Hesaplanan gerçek maliyetler piyasa, kurumsal ve politika düzeyindeki başarısızlıkları temsil ediyor ve rapor iki aşamalı bir değerlendirme öneriyor.
İlk adım, farkındalığı artırmak için ulusal düzeydeki gerçek maliyet muhasebesine güvenmek ve ardından daha derinlemesine ve hedefe yönelik değerlendirmeler yapmak.

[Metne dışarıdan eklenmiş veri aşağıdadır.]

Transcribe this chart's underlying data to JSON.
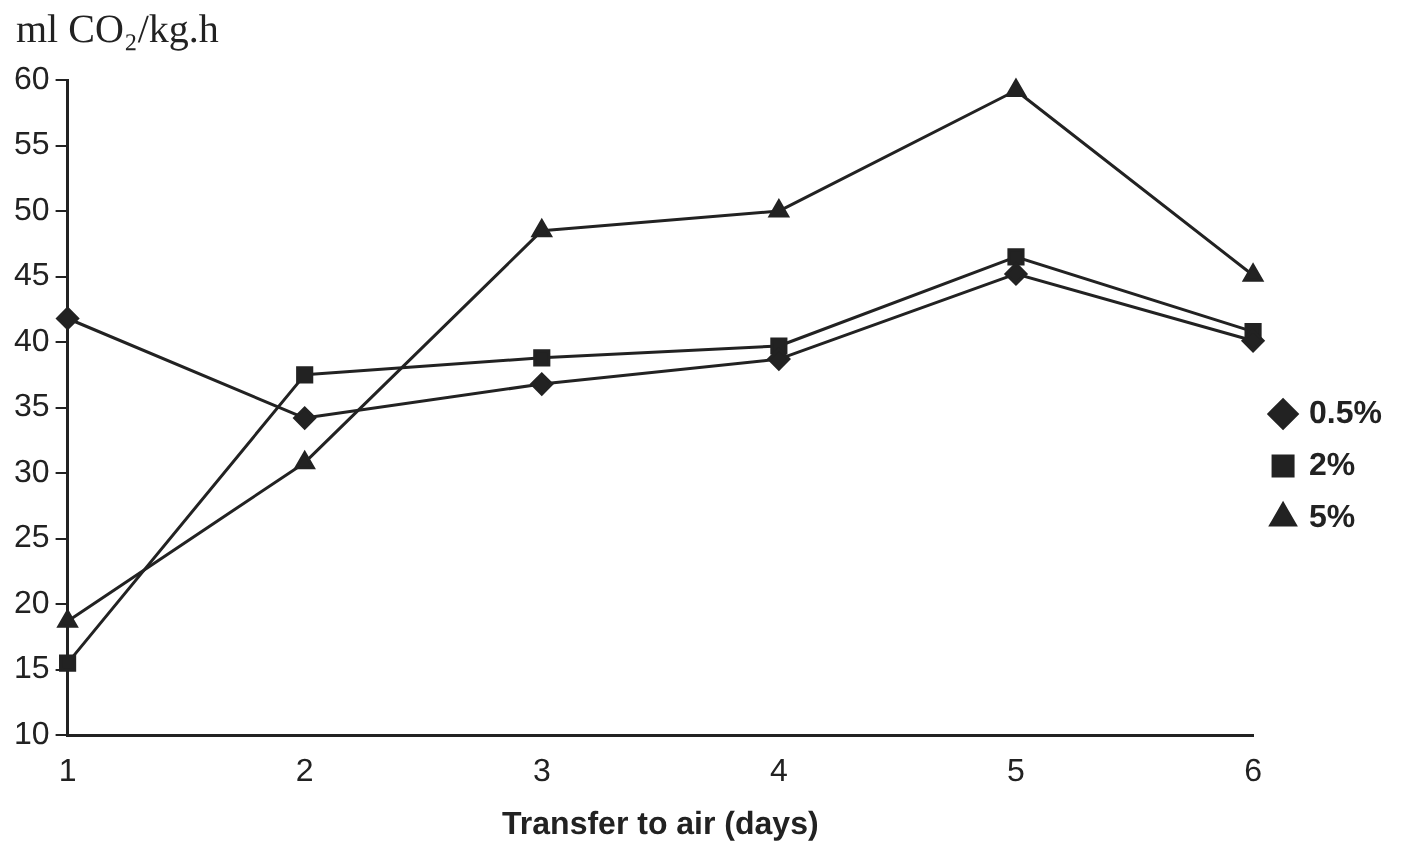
{
  "chart_data": {
    "type": "line",
    "ylabel": "ml CO₂/kg.h",
    "xlabel": "Transfer to air (days)",
    "x": [
      1,
      2,
      3,
      4,
      5,
      6
    ],
    "xlim": [
      1,
      6
    ],
    "xticks": [
      1,
      2,
      3,
      4,
      5,
      6
    ],
    "ylim": [
      10,
      60
    ],
    "yticks": [
      10,
      15,
      20,
      25,
      30,
      35,
      40,
      45,
      50,
      55,
      60
    ],
    "grid": false,
    "legend": "right",
    "series": [
      {
        "name": "0.5%",
        "color": "#222222",
        "marker": "diamond",
        "values": [
          41.8,
          34.2,
          36.8,
          38.7,
          45.2,
          40.1
        ]
      },
      {
        "name": "2%",
        "color": "#222222",
        "marker": "square",
        "values": [
          15.5,
          37.5,
          38.8,
          39.7,
          46.5,
          40.8
        ]
      },
      {
        "name": "5%",
        "color": "#222222",
        "marker": "triangle",
        "values": [
          18.7,
          30.8,
          48.5,
          50,
          59.2,
          45.1
        ]
      }
    ]
  }
}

FAO'nun hesaplanan maliyetleri, farklı gelir ve fiyatlara sahip ülkelerin yaşam standartlarını karşılaştırmaya yönelik bir yöntem olan 2020 satın alma gücü paritesi dolarını kullanıyor.
Sağlık, gıdanın gizli maaliyetlerinin en büyük etkeni
En büyük gizli parasal etki sağlıktan kaynaklanıyor. 2020'de ölçülen gizli maliyetlerin %73'ü, obeziteye ve bulaşıcı olmayan hastalıklara yol açan ve iş gücü verimliliği kayıplarına yol açan beslenme alışkanlıklarıyla bağlantılıydı.
2020 SAGP doları cinsinden 9 trilyon doları aşan bu sağlıkla ilgili maliyetler, ultra işlenmiş gıdalar, işlenmiş et, doymuş yağ, sodyum ve şekerin yüksek olduğu beslenmelerden kaynaklanıyor ve ekonomiyi negatif etkiliyor.
Fakat sağlıksız diyetlerin tüketimi, besleyici gıdalara ekonomik veya fiziksel erişim eksikliğiyle alakası olabilir. Bir çalışma yaklaşık üç milyar insanın sağlıklı beslenmeye erişemediğini ortaya koyarken, başka bir düşünce de gerçek gelirde bir şok meydana gelmesi durumunda bir milyar kişinin sağlıklı beslenmeye erişimini kaybetme riskiyle karşı karşıya olduğunu ortaya koyuyor.
Çevresel maliyetler %20'ye ulaşır, ancak bu eksik bir tahmin olabilir
Çevresel sebepler toplam gizli maliyetlerin %20'sini (veya 2,9 trilyon doları) oluşturuyor; FAO bu rakamın muhtemelen eksik bir tahmin olduğunu söylüyor.
Çevresel maliyetlerin yarıdan fazlası (%52) çoğunlukla yüzey sularına ve havaya amonyak emisyonlarına olmak üzere nitrojen emisyonlarıyla bağlantılı. Bunu sera gazı emisyonları (%30), arazi kullanım değişikliği maliyetleri (%14) ve su kullanımı (%4) takip ediyor. Bu maliyetler tüm gelir gruplarını ve ülkeleri etkiliyor ancak düşük gelirli ülkeler, orta ve yüksek gelirli ülkelere kıyasla iki kat daha fazla maliyete katlanıyor.